A full one-third of the college’s students are taking online courses, said campus dean Dennis Hampel, and that number will only increase. As it does, he said, it is imperative the campus takes steps to modify its facilities plan to match the trend.
For Hampel, a 43-year campus veteran, the evolution in higher learning has been fascinating to watch.
“I saw many of these buildings built,” he said of the Jackson campus. “But they were built for programs we offered back then that are totally different from the programs we offer now.”
Back then, the Jackson vocational school offered courses in carpentry, auto body repair, auto mechanics, appliance repair, plumbing, office secretary and production agriculture. Today’s offerings include such varied courses as cosmetology, computer science and information technology.
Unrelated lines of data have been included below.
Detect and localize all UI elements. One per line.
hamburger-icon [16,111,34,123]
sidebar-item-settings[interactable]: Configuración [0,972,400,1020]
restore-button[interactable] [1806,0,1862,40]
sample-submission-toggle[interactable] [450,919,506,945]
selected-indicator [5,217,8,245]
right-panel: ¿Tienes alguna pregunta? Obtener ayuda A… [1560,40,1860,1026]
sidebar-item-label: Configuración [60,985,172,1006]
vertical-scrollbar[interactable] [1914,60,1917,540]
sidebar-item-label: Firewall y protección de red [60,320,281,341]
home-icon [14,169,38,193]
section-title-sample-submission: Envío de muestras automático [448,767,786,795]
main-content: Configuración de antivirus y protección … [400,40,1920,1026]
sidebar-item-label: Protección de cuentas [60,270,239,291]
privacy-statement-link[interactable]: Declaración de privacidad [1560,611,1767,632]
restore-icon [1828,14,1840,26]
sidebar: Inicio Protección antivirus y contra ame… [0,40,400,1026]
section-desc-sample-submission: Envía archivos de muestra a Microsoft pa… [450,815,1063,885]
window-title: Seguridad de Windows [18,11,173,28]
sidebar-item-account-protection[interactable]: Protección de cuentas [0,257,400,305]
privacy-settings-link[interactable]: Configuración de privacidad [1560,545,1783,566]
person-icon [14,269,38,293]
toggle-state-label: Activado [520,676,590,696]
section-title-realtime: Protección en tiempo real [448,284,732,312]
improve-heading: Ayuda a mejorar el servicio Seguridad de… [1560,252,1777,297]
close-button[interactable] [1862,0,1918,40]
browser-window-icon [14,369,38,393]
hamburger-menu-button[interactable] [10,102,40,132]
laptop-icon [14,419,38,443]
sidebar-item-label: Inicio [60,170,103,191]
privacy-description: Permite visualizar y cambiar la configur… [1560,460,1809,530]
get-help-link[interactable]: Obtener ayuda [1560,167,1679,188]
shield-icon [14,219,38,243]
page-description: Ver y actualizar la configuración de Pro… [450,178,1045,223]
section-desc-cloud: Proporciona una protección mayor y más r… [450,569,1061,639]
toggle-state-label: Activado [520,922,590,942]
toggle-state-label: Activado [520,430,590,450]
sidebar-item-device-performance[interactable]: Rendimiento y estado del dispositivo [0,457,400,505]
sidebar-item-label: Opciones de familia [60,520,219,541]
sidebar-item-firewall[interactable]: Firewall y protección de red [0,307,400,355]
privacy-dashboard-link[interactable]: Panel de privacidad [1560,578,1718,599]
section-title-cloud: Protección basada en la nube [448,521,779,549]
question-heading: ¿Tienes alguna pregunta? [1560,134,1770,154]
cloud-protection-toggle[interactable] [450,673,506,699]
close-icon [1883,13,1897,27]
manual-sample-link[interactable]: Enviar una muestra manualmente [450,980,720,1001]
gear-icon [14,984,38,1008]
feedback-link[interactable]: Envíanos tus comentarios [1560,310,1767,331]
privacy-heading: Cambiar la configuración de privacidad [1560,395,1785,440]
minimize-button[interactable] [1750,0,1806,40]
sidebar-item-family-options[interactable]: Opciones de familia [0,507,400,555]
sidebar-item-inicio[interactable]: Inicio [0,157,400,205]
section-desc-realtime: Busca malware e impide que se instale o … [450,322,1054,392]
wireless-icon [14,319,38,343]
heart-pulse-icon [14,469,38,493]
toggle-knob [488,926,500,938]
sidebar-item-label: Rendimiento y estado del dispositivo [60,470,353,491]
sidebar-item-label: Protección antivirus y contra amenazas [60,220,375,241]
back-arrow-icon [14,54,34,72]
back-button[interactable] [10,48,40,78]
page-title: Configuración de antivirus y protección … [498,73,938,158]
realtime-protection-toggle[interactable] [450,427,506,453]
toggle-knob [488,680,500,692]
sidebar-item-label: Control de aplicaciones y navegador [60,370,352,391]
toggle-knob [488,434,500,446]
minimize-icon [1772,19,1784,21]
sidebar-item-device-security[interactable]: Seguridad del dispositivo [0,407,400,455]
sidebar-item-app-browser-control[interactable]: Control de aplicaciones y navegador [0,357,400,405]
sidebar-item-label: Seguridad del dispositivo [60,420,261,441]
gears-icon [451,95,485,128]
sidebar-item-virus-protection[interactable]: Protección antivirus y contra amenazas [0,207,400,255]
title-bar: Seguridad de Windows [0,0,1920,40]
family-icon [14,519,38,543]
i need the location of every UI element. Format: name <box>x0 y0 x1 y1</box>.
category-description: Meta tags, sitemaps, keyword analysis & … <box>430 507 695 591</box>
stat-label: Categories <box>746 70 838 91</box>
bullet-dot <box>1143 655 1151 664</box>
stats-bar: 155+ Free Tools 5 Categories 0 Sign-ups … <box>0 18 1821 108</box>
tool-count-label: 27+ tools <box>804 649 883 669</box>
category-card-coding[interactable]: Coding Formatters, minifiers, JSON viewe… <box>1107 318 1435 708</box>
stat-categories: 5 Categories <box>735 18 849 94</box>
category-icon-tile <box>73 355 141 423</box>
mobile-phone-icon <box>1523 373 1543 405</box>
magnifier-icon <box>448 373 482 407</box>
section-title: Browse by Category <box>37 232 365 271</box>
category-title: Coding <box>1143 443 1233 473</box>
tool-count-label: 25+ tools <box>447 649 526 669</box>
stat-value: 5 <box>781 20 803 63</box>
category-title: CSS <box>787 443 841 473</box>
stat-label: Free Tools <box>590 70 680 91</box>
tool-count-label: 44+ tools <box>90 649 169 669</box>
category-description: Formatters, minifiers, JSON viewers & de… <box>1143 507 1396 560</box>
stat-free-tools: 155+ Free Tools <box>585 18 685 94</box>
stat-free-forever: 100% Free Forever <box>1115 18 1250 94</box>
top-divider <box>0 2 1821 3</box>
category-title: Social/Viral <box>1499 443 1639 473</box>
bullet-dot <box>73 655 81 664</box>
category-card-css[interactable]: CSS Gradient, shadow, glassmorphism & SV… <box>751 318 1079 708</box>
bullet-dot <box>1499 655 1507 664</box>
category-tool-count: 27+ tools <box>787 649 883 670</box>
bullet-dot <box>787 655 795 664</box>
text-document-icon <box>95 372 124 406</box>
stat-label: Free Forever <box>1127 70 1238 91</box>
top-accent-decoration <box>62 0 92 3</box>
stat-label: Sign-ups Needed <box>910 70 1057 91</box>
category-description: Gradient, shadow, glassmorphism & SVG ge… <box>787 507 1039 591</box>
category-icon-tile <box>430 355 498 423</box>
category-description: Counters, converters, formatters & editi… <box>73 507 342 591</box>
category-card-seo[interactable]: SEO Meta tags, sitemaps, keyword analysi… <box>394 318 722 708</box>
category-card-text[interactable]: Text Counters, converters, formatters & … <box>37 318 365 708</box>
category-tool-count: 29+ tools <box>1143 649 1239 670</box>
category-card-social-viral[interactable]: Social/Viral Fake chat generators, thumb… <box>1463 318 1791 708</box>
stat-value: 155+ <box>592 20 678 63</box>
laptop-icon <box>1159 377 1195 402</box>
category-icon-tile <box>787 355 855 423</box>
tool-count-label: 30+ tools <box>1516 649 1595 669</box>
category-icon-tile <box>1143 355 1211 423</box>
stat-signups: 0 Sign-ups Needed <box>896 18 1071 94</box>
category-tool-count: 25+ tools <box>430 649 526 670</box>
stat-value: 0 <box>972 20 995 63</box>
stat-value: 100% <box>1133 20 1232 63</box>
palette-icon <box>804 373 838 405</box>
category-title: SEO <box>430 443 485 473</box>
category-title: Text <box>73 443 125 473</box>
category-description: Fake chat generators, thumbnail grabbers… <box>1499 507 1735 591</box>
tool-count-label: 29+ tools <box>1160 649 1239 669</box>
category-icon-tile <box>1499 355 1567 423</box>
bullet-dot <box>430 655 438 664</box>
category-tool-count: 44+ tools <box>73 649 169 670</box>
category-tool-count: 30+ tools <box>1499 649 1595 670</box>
“Student demands have changed and the way students learn have changed,” Hampel said. “We, as a campus, need to change as well.” As the first step in a revamped overall facilities plan, the main campus building is currently undergoing a $200,000 renovation that will result in a new space for a growing IT program, a more logically located bookstore and a larger, more functional student lounge and recreation area.
“The new IT area will feature a classroom and lab in space that formerly housed the bookstore,” Hampel said. “The bookstore — which, in this day and age, is an intricate part of our marketing strategy — is being relocated right by the front door, across from the main administrative offices. The new student lounge and rec area will have pool tables and a Wii room in a larger area than what students had before.” The renovation will also allow for the relocation of some offices, Hampel said.
“It’s rethinking what we’re doing,” he said. “It’s taking a hard look at our square footage and figuring out what is needed and where, and what is no longer required because of the changing dynamic of higher education.”
Hampel said faculty and staff at the Jackson campus are excited about the current changes under way and are looking forward to further changes in the near future.
“This is just a first step,” Hampel said of the current renovation. “We’re in the planning stages right now for the next bonding bill in 2014, which we hope will help support the next phase of our facilities plan.”
Coincidentally, 2014 marks the 50th anniversary of the Jackson campus.
“The original building was built in 1964, the next part in 1965 and the main building in ’75, followed by several additions over the years,” Hampel said.
“To see and be a part of such change — not only in the way we impart skill and knowledge to students, but also change in the facilities from which we do that — all in the course of a 50-year period of time is truly remarkable.”